Yesterday I went out to observe an MBA negotiations class focused on nonverbal communication. The class was held out at a ranch, and was led by a horse whisperer. He put the MBA volunteers through increasingly complex paces, starting from just walking a horse around the paddock to turns to who-knows-what, because I left after the first session. But the walking thing was very interesting to me, since I’ve failed so spectacularly at conveying the concept of loose leash walking to Banjo and Petra especially.
One of the MBAs took the bridle really close to the horse’s mouth and led him around. The horse whisperer said the technique got the desired result, but was basically the equivalent of a mom at the end of her rope steering a toddler out of a store by the upper arm: it’s removed the element of choice. In a better scenario, the horse follows willingly.

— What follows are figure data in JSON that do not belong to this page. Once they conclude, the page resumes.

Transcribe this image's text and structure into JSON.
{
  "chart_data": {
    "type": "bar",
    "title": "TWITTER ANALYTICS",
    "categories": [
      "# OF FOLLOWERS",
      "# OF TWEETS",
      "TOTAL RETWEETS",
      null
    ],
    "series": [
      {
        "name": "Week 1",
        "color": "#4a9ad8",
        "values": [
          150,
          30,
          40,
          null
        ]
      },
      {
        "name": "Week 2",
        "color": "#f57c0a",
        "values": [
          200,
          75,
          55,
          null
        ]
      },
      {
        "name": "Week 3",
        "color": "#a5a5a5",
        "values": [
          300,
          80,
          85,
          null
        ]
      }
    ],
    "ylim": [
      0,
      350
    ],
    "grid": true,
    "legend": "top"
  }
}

I always keep Petra and Banjo on a short leash. So I’ve been taking away their choice, terms I hadn’t thought about it in before. So when S and I took the dogs on a walk last night, I started to use that technique I’ve heard about ad nauseum but never really embraced: changing direction. Every time Banjo pulled ahead, I brought him around in a big loop so that I ended up in front again. S pointed out that he was actually enjoying it, that he was trotting and alert. So then we switched dogs and Petra, the horrible puller, turned out to view this as a really good game. I didn’t do loops with her so much as just frequently and unpredictably change direction. I could feel her dancing around behind me (not looking but assuming she’d follow) and she’d pull up beside me (still not pulling) and I could see her avidly watching my feet to see what I’d do next. She didn’t pull at all.
This was the first time I can recall ever maintaining their attention out on the street without a bag of treats. A breakthrough? Perhaps. The next step is trying to figure out how to recreate the effect with both dogs instead of just individually.